Most importantly, try not to be stuck behind the camera for the duration of the drive. Take in the surroundings and savour the moment.
To get the most of your safari holiday, its best to try and get a morning and late afternoon drives. Depending on the proximity of your hotel to the reserve entrance, be aware you will need to start very early in the morning. The morning drives will mean getting up before sunrise, in order to ensure you are at the reserve in plenty of time before gates open. Afternoon safaris are normally from around 2 pm till sunset.

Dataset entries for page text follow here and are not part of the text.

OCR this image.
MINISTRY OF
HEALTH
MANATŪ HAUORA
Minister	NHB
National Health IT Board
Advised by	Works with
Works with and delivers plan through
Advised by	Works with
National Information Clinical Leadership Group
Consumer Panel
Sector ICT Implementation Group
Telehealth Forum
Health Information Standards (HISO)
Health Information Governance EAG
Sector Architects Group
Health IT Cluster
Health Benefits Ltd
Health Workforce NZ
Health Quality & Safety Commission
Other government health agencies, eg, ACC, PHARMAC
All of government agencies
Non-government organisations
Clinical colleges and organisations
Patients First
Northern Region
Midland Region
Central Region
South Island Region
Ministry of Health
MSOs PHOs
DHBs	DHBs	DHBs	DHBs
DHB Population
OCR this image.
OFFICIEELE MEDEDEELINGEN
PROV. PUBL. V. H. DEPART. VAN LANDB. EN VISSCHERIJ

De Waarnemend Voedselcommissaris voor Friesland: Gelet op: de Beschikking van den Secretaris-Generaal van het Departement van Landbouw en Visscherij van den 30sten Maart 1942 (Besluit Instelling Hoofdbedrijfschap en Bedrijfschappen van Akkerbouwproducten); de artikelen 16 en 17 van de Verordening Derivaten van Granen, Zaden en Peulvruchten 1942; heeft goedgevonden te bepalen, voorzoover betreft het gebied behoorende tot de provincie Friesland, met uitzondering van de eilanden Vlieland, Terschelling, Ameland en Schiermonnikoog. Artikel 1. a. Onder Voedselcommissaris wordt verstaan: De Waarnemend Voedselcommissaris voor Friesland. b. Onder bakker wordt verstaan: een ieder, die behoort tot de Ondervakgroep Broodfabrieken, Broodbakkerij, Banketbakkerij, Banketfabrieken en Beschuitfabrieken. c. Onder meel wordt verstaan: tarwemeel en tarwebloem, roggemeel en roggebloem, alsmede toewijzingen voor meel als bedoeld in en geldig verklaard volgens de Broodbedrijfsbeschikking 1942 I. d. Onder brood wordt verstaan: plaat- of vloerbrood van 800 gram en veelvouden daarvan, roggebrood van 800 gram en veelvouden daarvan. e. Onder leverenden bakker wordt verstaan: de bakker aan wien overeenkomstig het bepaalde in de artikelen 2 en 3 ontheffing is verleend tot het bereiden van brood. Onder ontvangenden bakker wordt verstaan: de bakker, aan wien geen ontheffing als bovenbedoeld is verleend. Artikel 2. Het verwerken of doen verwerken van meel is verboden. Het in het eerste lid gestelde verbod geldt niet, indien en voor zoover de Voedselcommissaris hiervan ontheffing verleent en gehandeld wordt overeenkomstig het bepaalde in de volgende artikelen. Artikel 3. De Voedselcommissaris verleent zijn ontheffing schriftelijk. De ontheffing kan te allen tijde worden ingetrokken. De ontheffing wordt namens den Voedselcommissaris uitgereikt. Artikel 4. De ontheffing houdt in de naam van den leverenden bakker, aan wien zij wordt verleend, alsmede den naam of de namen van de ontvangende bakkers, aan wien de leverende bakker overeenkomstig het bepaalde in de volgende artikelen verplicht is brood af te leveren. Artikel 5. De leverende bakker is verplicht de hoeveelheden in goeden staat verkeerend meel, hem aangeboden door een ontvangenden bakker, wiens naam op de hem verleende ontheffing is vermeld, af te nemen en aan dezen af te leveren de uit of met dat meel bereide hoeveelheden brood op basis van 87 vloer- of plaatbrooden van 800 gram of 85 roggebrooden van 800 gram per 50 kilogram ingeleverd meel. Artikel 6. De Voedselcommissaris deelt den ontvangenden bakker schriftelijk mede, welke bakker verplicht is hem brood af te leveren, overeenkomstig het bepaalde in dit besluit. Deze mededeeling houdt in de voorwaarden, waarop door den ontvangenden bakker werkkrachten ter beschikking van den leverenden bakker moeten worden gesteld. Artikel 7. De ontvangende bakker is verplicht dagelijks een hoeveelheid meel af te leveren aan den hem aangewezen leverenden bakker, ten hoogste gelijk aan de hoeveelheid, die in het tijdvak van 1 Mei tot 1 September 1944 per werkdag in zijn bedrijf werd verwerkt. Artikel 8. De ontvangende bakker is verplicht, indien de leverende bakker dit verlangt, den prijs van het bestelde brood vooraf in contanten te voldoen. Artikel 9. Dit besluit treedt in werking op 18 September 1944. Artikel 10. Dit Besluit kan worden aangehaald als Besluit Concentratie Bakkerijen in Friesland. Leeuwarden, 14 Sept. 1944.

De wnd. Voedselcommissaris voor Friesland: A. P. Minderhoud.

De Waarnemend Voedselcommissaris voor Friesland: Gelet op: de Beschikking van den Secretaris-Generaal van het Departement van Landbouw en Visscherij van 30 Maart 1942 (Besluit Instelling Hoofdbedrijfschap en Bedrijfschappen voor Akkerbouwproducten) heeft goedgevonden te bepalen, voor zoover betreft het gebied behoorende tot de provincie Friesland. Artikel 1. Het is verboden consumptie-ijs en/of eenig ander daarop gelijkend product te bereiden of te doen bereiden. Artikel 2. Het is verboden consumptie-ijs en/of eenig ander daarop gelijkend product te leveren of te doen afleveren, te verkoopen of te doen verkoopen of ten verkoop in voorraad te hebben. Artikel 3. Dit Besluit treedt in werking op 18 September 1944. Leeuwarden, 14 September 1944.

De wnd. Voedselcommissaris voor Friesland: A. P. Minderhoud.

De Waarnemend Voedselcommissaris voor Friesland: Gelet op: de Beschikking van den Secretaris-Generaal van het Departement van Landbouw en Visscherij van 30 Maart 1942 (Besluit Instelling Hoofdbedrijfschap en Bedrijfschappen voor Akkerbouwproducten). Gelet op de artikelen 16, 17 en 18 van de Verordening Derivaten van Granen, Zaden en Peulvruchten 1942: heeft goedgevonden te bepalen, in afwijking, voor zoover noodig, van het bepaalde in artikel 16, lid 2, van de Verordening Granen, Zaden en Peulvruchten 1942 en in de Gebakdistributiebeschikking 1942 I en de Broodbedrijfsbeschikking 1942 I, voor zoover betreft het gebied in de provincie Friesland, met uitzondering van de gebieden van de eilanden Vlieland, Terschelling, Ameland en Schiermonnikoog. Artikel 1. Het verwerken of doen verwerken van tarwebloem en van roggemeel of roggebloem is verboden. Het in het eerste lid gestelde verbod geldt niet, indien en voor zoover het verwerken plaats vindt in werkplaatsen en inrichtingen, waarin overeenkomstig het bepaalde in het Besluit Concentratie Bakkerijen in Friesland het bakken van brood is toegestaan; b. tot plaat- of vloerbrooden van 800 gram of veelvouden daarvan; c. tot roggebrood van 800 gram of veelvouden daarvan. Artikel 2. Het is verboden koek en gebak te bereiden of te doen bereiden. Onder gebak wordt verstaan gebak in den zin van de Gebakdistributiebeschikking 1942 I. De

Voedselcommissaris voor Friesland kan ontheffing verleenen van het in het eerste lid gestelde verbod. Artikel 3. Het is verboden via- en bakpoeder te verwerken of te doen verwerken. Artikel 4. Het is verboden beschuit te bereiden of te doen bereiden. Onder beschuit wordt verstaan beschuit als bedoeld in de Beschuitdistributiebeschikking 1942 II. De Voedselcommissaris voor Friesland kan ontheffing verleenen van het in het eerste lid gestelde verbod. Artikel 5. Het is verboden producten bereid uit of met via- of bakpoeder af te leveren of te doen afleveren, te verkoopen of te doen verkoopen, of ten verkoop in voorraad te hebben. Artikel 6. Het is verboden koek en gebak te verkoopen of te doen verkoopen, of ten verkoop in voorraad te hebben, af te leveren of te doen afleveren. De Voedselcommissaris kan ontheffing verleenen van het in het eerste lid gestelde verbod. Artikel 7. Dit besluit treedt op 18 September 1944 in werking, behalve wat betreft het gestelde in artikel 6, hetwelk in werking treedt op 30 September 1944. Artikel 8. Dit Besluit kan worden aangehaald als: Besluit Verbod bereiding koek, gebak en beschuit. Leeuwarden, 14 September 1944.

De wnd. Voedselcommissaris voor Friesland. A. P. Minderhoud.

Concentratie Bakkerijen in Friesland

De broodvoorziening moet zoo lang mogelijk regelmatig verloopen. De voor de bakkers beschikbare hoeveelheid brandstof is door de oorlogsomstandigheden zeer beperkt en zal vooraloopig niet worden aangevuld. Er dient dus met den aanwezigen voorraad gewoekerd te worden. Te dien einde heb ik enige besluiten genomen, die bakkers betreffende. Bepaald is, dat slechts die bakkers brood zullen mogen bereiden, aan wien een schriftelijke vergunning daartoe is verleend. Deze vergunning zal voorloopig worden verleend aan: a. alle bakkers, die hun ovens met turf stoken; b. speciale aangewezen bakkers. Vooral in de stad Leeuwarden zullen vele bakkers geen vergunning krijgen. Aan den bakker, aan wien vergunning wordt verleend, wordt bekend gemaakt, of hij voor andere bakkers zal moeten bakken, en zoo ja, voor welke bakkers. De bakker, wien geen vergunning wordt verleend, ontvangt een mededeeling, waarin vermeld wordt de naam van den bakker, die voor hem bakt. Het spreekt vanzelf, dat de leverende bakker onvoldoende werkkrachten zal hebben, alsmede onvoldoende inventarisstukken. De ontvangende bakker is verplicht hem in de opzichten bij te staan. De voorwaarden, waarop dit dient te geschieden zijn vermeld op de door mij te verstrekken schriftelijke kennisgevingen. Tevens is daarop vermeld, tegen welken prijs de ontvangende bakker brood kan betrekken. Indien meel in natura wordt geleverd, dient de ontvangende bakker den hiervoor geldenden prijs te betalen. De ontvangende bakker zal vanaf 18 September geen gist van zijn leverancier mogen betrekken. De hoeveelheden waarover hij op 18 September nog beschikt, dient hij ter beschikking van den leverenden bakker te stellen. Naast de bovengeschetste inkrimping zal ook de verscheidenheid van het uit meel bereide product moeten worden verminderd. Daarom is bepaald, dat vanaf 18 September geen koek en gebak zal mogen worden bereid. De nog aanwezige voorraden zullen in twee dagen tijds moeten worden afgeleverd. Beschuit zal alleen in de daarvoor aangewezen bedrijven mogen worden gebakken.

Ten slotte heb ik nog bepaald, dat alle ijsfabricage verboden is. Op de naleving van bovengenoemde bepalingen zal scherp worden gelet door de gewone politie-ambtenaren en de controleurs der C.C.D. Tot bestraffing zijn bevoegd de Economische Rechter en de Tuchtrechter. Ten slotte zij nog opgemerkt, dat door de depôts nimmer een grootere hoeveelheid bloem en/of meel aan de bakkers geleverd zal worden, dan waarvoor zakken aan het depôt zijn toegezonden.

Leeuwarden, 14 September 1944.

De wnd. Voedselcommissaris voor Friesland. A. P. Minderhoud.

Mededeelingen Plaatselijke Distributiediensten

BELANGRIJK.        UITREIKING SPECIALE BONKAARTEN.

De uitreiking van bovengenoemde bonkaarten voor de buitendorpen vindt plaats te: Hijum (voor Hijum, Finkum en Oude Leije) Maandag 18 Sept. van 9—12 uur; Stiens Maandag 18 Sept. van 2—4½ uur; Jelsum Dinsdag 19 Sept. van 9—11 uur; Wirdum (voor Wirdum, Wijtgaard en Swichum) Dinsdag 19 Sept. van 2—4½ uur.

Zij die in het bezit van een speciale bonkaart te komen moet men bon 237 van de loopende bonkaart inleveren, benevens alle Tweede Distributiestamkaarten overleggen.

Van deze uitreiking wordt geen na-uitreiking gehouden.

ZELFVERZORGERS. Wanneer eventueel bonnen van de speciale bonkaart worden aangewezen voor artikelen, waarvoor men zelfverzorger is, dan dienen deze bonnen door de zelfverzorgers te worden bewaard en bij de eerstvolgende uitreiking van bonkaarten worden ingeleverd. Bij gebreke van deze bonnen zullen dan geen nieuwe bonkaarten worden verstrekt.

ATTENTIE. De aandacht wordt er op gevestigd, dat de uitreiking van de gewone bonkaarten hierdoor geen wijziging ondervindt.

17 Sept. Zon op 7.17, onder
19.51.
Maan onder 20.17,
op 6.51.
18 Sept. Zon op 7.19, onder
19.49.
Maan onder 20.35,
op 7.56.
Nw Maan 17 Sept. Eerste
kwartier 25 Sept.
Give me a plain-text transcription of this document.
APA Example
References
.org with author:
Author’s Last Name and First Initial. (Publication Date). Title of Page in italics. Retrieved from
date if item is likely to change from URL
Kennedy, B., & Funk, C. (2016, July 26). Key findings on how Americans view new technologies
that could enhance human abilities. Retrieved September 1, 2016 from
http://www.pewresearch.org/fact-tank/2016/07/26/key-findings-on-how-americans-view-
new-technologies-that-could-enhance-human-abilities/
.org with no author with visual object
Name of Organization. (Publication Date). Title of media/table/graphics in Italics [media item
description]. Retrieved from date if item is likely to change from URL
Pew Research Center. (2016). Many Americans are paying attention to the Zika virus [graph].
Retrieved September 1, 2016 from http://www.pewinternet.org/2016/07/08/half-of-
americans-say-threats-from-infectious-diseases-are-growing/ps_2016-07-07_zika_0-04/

As the early morning drives can get very cold ensure you are wearing adequate clothing, I prefer wearing layers, as over the course of the excursion the temperature does steadily get warmer. As tempting as it sounds, shorts on a safari aren’t the most practical. Remember, you will be going through thick vegetation in certain areas and getting scratched by the plants might not be so pleasant, so some long trousers will be a plus. Ladies may want to bring your sports bra for those bumpy bush tracks used to explore the area on game drives. Try and keep your choice of colours subdued. Lighter colours reflect the sun and are therefore cooler, white is best but off-white is more forgiving after a dusty drive. Don’t forget your sunglasses and a sunhat.
The drive can get very dusty so carry some wet wipes to freshen up. Majority of the hotels will provide you with bottled water and some light bites, but just in case they don’t, remember to take your water bottle.
Taking your children on a safari holiday is something that will be indelibly etched in their memory, even more so when they spot their first big cat. However, due to the very nature of the terrain in the reserves can mean a quite bumpy ride, so best not to take very young children. As mentioned earlier, it can get quite dusty during the drive, so remember to carry some disposable face masks for the little ones, sunglasses would also be a plus. Don’t forget the sunscreen.
Ask questions. Normally during the drives, you will be accompanied by a driver and a forest guide, be sure to ask questions. Look out for pug marks on the ground, scratches on the trees, the change in the atmosphere in the jungle, all telling signs of nearby game.
Animals are unpredictable, so on occasion, you can wait for what seems like an eternity and not spot the elusive big cat, however on other occasions you could stumble upon the animal the moment you drive into the reserve. So relax and enjoy the experience.
Don’t put too much pressure on yourself to see it all, take pleasure in just being out in the wild. Letting go of expectations and simply living in the moment is the surefire way to increase your enjoyment of the whole safari experience.